The low back pain is a leading reason of disability worldwide, which often caused by lumbar degenerative diseases, such as lumbar disc herniation, lumbar spondylolisthesis and lumbar spinal stenosis[9]. For patients who fail non-operation treatment, lumbar fusion is an effective option, which can not only relieve pain, but also improve the life quality of patients[10, 11]. According to the surgical approach, lumbar fusion can be divided into different types, the most common are anterior lumbar interbody fusion (ALIF), lateral lumbar interbody fusion (LLIF), posterior lumbar interbody fusion (PLIF) and TLIF[12].
TLIF was first described by Harms and it developed as a modification of PLIF[13]. Compared with other approaches, it can directly access to the intervertebral foraminal area with little damage of spinal structural integrity[14–16]. There are also evidences show that TLIF can reduce the risk of dural tears and nerve root injury whilst has a lower rate of postoperative complications and better functional recovery[10, 15]. As a result, TLIF has become a well-established and prevalent surgical approach for degenerative lumbar diseases[14, 15]. However, there are also disadvantages of TLIF, one of the most major challenges is the severe postoperative pain related to the extensive muscle dissection and nerve root stimulation during operation[10]. As uncontrolled postoperative pain is directly associated to longer hospital stays, increased costs, delayed recovery and greater complications, the management of postoperative pain is highly imperative for patients undergoing TLIF[17].
Although opioids or non-steroidal anti-inflammatory drugs play an important role in the control of postoperative pain for spinal patients, the side effects such as PONV, pruritus, respiratory depression or peptic ulcer still limited their use[18, 19]. Besides, excessive use of opioids can contribute to long-term opioids dependence and abuse[20]. Therefore the control of postoperative pain is essential to curb the overuse of analgesics and related adverse outcomes. Prasartritha et al.[21] reported that epidural infusion analgesia is safe and effective for controlling postoperative pain in spinal surgery. However, the technique is sometimes very dangerous because of the possible penetration of dura mater, which can injure spinal cord and cause total spinal subarachnoid anesthesia[22]. Local infiltration analgesia may be an anther alternative method to control postoperative pain in spinal surgery. Tomov et al.[23] investigated the efficacy of subcutaneous infiltration of liposomal bupivacaine on postoperative pain management and narcotic use following TLIF. Although the result showed that the application of local infiltration can significantly reduce postoperative pain and the consumption of postoperative analgesic, it can not significant reduce the length of hospital stay.
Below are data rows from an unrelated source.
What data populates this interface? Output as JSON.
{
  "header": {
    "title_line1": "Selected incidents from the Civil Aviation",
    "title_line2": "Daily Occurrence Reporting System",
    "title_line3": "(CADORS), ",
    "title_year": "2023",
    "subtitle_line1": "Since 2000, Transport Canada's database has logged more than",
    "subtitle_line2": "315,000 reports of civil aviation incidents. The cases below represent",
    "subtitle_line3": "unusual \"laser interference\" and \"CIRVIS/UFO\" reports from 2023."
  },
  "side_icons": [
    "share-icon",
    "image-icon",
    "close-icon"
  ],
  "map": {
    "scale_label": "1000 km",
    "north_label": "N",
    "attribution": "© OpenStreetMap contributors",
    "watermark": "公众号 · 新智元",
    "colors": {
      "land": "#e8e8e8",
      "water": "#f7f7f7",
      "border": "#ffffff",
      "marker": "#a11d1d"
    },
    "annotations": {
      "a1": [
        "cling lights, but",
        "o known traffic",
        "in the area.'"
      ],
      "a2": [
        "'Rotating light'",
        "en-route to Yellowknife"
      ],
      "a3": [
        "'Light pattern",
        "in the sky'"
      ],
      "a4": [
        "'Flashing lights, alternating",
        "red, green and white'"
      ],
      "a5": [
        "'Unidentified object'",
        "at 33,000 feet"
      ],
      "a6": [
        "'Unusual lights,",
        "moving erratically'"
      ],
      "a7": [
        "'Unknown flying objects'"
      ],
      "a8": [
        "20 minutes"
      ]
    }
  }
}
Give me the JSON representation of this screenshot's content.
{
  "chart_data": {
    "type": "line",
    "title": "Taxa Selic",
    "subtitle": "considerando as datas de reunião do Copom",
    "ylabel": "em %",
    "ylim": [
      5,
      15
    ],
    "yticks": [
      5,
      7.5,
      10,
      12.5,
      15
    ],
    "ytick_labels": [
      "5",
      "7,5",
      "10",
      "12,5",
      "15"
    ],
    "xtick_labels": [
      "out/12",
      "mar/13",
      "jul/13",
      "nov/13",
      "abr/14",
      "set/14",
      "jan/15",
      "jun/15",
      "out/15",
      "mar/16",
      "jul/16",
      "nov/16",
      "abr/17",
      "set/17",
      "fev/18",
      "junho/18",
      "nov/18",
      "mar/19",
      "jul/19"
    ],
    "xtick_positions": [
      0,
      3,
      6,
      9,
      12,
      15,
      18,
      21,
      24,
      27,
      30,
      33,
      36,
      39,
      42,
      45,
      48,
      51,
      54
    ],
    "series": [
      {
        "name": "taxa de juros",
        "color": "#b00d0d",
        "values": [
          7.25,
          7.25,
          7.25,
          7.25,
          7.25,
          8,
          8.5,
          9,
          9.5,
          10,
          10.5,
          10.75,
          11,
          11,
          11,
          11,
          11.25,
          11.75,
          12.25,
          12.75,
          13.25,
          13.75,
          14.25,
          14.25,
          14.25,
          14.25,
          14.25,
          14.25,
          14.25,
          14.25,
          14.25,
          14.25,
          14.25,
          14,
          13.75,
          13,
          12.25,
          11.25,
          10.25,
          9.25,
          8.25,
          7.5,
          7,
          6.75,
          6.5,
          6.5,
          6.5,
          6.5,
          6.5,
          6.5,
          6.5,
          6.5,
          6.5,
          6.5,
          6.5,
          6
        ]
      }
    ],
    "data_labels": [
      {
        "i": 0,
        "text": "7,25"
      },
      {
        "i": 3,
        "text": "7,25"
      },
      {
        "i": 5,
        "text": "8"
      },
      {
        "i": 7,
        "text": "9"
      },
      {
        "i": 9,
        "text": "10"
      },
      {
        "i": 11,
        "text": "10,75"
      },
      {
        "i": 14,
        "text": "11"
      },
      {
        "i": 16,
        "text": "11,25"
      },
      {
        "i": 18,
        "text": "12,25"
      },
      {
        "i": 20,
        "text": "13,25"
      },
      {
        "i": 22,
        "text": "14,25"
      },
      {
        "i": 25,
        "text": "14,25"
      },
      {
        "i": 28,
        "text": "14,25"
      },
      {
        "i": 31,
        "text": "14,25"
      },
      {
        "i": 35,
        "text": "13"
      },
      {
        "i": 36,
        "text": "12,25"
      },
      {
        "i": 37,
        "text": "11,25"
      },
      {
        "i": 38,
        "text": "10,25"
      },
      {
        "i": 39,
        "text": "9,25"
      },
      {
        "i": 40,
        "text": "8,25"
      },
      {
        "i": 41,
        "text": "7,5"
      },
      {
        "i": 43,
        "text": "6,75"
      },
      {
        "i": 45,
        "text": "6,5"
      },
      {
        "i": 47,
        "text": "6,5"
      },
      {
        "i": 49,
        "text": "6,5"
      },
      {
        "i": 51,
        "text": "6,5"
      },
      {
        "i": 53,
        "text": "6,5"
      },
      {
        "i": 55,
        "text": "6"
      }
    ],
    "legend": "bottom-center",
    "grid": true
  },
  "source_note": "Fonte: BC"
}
In our study, the gelatin sponge impregnated with ropivacaine arround the nerve root were applied on the limitation of postoperative pain. Patients undergoing spinal surgery may experience intense pain in the early postoperative period, the use of gelatin sponge can slowly release ropivacaine around the nerve root so as to extend the postoperative analgesia time[24, 25]. In most studies, ropivacaine was injected into gelatin sponge by syringe[8, 26]. However, because of the residual gas in the gelatin sponge, it is difficult to make the gelatin sponge completely absorb ropivacaine in this method. We created a negative pressure in the syringe which could effectively exhaust the residual gas in the gelatin sponge and make the gelatin sponge absorb enough ropivacaine, so as to increase the release time of ropivacaine and prolong the effect of postoperative analgesia. Our results showed that the application of gelatin sponge impregnated with ropivacaine could significantly reduce the postoperative pain on POD 1, 2, 3 and 4, especially on POD 1 and 2, the VAS scores of ropivacaine group was markedly lower than the saline group. Fewer patients in ropivacaine group need the administration of diclofenac sodium suppositor, and the mean consumptions of diclofenac sodium suppositor was also less in ropivacaine group. Besides, our study also suggested that the application of gelatin sponge impregnated with ropivacaine during operation could effectively shorten the length of bedridden period and hospital stay, which may be due to the limited postoperative pain. The control of postoperative pain is conducive to the recovery of postoperative function in spinal patients, and the early out-of-bed activity is beneficial to the prevention of pulmonary complications and deep venous thrombosis. In addition, a shorter length of hospital stay means that the costs of hospitalization can be saved.
There are several limitations to our study. One of the limitations is that this was a retrospective study. Randomized controlled study is needed to further investigated the efficacy of gelatin sponge impregnated with ropivacaine on postoperative pain after transforaminal lumbar interbody fusion in patients with lumbar degenerative diseases. Second, since all surgery in this study was performed by one surgical team including two senior orthopaedic surgeons at a single center, multi-center research is needed to further verify our conclusions. Furthermore, further study is required to compare the efficacy for gelatin sponge impregnated with ropivacaine and other analgesic strategies on postoperative pain in patients treated with TLIF.